Jumbo Mortgage Rates Jump, 30 Year Loans Rise To 6.74 Percent
Jumbo mortgage rates spiked sharply today, pushing the average 30 year jumbo rate to 6.74 percent and raising borrowing costs for high balance home buyers. The move intensifies affordability pressure in expensive markets, while 15 year fixed rates remain near 5.45 percent with an APR edging higher.

Lenders raised the average interest rate on 30 year fixed rate jumbo mortgages by 0.81 percentage point this week, bringing the rate to 6.74 percent on November 17, 2025. The climb affects loans that exceed the 2025 conforming limit of $806,500 in most areas, increasing monthly carrying costs for buyers of higher priced homes and shrinking the pool of cost effective refinancing options.
A borrower facing today’s 6.74 percent rate on a 30 year jumbo mortgage would pay roughly $648 per month in principal and interest for each $100,000 borrowed, and the data set provided indicates total interest of $133,567 per $100,000 over the life of the loan. The combination of higher rates and large principal balances means prospective buyers in high cost metros will see materially higher monthly payments compared with earlier this year when rates were substantially lower.

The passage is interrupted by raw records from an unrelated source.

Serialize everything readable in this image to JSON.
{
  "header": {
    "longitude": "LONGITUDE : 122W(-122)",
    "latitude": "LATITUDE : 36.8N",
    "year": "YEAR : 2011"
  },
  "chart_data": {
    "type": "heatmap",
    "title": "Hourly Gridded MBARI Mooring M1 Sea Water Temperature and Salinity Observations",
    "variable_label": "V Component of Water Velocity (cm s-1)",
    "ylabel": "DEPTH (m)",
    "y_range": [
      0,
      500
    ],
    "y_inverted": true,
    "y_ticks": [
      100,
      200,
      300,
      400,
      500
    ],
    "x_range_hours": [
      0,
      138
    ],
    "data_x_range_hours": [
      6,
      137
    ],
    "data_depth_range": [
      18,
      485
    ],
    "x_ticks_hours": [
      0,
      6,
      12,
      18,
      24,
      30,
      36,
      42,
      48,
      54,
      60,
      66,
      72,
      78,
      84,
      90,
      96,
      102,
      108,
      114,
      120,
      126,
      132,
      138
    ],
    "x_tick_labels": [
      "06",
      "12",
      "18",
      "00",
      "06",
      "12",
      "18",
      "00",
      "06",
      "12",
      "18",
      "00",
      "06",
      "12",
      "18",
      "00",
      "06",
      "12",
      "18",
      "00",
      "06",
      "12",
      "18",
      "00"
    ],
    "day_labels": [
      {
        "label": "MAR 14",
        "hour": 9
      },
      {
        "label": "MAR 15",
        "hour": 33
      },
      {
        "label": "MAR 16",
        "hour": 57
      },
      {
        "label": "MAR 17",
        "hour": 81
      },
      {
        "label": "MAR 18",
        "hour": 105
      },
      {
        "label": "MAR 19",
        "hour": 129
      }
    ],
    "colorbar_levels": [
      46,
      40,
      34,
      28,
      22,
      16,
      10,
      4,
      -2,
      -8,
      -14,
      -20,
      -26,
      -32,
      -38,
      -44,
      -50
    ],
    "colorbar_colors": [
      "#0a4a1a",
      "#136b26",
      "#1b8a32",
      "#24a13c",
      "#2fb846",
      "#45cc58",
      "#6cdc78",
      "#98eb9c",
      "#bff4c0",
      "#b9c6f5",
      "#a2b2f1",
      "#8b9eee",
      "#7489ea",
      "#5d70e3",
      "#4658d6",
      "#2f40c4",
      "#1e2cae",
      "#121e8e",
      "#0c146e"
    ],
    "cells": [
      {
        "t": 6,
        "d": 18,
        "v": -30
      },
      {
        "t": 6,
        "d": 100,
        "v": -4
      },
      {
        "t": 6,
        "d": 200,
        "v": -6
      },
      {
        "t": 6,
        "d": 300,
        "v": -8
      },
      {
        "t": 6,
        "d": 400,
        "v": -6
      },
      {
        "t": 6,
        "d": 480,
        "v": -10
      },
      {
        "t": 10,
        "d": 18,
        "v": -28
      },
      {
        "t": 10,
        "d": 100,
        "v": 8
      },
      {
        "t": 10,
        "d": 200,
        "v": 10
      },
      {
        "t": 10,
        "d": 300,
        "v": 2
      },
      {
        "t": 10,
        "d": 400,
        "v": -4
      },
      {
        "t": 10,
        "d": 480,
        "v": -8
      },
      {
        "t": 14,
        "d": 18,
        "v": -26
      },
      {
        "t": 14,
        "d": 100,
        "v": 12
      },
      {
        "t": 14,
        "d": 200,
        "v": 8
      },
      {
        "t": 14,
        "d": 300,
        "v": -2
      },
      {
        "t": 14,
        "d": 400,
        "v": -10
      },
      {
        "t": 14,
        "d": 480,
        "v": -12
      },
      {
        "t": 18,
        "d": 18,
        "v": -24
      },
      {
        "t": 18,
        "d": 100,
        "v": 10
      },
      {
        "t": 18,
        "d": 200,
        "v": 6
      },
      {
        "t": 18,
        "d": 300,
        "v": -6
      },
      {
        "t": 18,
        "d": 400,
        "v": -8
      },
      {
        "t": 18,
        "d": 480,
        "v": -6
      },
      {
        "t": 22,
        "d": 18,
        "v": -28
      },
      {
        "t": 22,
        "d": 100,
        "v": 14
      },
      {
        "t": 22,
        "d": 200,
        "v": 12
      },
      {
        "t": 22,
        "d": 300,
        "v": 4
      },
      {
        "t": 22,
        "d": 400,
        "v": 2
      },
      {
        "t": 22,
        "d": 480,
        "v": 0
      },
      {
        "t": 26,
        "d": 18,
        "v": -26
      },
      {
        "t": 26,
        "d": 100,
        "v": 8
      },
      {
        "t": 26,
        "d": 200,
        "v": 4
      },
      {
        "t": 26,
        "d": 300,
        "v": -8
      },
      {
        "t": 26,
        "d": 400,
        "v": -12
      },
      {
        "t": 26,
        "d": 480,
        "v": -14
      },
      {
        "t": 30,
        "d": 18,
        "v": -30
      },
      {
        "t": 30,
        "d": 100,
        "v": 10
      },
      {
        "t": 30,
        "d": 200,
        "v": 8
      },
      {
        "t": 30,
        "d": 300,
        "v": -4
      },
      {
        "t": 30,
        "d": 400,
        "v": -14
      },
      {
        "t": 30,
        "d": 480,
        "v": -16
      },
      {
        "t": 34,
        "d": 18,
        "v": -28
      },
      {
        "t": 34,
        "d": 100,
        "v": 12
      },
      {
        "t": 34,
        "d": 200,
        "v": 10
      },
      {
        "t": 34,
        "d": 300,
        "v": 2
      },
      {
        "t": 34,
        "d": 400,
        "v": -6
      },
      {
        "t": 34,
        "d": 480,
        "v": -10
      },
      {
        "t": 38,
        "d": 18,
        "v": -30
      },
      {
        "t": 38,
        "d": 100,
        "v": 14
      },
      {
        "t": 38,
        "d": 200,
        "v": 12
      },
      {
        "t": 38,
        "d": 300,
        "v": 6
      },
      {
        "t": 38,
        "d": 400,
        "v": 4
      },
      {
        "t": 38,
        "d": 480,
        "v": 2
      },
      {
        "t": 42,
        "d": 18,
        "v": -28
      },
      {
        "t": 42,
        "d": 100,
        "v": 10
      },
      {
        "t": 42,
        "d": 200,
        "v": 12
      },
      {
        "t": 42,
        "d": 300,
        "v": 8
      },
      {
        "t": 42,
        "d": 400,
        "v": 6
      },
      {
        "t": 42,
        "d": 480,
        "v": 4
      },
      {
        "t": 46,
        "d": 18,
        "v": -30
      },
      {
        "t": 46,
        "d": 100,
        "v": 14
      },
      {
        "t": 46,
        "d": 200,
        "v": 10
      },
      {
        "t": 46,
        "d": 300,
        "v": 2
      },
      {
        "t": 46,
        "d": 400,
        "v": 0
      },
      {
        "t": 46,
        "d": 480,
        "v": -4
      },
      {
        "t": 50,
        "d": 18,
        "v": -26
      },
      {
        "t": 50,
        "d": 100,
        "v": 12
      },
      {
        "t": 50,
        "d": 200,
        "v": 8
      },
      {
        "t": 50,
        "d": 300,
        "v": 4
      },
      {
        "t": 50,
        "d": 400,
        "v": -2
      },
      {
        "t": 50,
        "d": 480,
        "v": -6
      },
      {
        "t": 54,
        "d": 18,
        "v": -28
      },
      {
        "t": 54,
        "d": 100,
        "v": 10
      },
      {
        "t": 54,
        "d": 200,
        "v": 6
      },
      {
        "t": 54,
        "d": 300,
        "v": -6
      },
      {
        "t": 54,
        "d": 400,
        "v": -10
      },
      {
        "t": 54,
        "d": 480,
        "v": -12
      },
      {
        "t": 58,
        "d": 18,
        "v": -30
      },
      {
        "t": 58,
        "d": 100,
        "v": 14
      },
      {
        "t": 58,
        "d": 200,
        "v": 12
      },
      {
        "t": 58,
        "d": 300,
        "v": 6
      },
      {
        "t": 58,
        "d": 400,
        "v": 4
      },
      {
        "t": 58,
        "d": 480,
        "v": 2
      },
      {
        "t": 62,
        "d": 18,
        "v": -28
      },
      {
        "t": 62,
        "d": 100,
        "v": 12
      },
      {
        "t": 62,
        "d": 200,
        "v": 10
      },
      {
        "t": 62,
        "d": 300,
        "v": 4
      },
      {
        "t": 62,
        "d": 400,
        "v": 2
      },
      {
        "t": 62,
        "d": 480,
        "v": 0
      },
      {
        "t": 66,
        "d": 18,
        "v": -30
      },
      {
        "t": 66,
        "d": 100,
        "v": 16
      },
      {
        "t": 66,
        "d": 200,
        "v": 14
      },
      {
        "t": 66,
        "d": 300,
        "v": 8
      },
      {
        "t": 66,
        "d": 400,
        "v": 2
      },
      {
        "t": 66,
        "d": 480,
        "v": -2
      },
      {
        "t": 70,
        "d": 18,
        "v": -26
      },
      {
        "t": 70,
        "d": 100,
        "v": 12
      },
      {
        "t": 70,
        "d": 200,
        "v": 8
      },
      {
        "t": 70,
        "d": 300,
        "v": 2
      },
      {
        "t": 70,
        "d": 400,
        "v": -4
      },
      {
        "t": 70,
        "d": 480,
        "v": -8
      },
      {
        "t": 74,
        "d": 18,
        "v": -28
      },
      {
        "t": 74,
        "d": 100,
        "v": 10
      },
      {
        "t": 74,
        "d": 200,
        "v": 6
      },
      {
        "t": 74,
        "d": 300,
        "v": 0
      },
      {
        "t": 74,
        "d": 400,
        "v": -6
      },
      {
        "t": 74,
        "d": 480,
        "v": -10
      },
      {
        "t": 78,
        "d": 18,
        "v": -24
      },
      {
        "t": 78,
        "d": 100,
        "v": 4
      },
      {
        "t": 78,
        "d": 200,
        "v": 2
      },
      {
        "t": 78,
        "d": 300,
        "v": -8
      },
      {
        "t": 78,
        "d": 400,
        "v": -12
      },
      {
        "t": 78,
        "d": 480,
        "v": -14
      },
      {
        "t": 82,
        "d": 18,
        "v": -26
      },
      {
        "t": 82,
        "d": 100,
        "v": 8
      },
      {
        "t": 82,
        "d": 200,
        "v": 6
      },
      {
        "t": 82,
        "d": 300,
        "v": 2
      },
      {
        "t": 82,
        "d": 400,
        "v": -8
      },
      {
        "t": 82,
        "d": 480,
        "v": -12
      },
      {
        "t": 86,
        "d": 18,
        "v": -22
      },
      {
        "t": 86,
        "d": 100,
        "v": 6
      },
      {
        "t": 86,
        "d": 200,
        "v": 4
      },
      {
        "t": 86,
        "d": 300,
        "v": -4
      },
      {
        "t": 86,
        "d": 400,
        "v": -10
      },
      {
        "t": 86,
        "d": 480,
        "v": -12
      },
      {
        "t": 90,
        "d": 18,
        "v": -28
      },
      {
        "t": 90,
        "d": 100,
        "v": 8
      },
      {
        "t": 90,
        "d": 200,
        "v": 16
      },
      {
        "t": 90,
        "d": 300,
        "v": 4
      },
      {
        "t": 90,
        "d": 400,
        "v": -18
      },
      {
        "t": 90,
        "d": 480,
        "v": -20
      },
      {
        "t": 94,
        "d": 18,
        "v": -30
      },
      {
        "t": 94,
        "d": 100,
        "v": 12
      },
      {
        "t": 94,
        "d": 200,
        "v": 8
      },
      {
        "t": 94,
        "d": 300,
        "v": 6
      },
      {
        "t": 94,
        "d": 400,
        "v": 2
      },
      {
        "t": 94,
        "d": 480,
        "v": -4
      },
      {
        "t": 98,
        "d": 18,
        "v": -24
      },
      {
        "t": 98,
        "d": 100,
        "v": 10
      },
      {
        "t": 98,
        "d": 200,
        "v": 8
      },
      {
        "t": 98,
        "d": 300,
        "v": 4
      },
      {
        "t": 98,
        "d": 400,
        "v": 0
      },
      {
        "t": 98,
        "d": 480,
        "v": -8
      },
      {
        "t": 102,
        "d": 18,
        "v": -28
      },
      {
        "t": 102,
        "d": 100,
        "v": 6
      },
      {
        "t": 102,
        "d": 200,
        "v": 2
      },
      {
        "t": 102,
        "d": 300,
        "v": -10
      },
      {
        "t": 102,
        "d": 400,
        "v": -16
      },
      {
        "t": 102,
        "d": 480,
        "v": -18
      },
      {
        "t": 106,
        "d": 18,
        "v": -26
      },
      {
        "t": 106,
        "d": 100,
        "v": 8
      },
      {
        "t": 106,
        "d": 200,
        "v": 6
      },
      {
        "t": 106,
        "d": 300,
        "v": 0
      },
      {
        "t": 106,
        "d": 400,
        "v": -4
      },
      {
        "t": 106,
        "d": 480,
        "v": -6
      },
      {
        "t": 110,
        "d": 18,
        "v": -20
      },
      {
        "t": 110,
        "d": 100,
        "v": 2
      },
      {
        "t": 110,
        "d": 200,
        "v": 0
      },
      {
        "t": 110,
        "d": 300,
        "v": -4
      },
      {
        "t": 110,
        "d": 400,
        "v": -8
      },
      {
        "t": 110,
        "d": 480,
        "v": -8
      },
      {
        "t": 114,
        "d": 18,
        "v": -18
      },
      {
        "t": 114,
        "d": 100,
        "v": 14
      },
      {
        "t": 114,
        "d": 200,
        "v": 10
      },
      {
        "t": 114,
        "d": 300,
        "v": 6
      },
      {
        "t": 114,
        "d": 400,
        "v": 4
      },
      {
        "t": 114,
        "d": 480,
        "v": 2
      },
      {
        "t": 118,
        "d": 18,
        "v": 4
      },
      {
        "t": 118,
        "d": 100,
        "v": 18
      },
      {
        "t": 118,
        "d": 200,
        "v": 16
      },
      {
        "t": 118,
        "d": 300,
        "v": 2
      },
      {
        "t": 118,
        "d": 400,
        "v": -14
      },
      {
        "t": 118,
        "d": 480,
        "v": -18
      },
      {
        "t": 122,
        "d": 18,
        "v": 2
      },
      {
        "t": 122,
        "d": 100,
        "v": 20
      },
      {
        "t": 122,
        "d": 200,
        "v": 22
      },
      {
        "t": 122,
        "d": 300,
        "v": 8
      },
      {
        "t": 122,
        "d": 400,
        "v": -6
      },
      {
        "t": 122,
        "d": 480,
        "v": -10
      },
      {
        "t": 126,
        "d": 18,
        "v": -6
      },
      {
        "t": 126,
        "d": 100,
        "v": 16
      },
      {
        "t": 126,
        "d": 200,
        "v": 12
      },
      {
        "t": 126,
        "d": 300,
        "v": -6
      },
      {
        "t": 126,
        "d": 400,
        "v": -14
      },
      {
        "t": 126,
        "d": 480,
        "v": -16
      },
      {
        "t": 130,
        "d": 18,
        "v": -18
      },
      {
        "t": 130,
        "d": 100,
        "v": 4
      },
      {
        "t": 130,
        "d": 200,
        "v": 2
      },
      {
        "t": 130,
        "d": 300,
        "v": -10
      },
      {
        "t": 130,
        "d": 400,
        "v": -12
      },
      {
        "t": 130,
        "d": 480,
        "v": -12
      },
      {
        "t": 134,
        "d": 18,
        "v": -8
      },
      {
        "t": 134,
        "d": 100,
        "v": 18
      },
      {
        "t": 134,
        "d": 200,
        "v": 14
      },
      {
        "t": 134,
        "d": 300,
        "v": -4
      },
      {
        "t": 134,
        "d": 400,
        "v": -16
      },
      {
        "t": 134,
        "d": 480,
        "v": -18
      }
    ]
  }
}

By contrast, the 15 year fixed rate remains listed at 5.45 percent with an annual percentage rate of 5.5 percent. The published monthly payment on a 15 year loan at that rate is about $815 per $100,000 borrowed, and total interest over the life of such a loan is shown as approximately $47,085. The APR for the 15 year product ticked up from 5.49 percent a week earlier. One set of rate notes indicates the 15 year figure rose 0.09 percentage point from the prior week, while another line reports it unchanged at 5.45 percent, underscoring some short term variation across data sources.
The immediate market implication is a widening affordability gap for buyers at the upper end of the market, where jumbo loans dominate. Mortgage rate moves are typically driven by longer term Treasury yields, investor demand for mortgage backed securities, and expectations about Federal Reserve policy and inflation. Higher benchmark yields over recent months have pressured mortgage pricing, lifting rates off the pandemic era lows and restoring borrowing costs to a more historically normal range.
For consumers the practical steps to shore up access to lower mortgage costs remain conventional and clear. Lenders favor borrowers with strong credit profiles, with good to excellent credit defined as scores between 670 and 850. Debt to income ratios below 43 percent continue to be a common underwriting threshold, indicating a borrower is less likely to be stretched by the monthly payment. Those who can shorten loan terms, increase down payments, or shop across multiple lenders may still secure comparatively better pricing.
Over the longer term the rise in jumbo rates highlights a structural reality in the housing market. Even as national home price growth has slowed in many regions, high end markets remain sensitive to changes in borrowing costs, and persistent elevation in rates can constrain demand at the top of the market. Policymakers and market participants will be watching incoming inflation readings and Federal Reserve guidance for signs of whether the recent uptick in longer term yields will prove transitory or the start of a more sustained reset in mortgage pricing.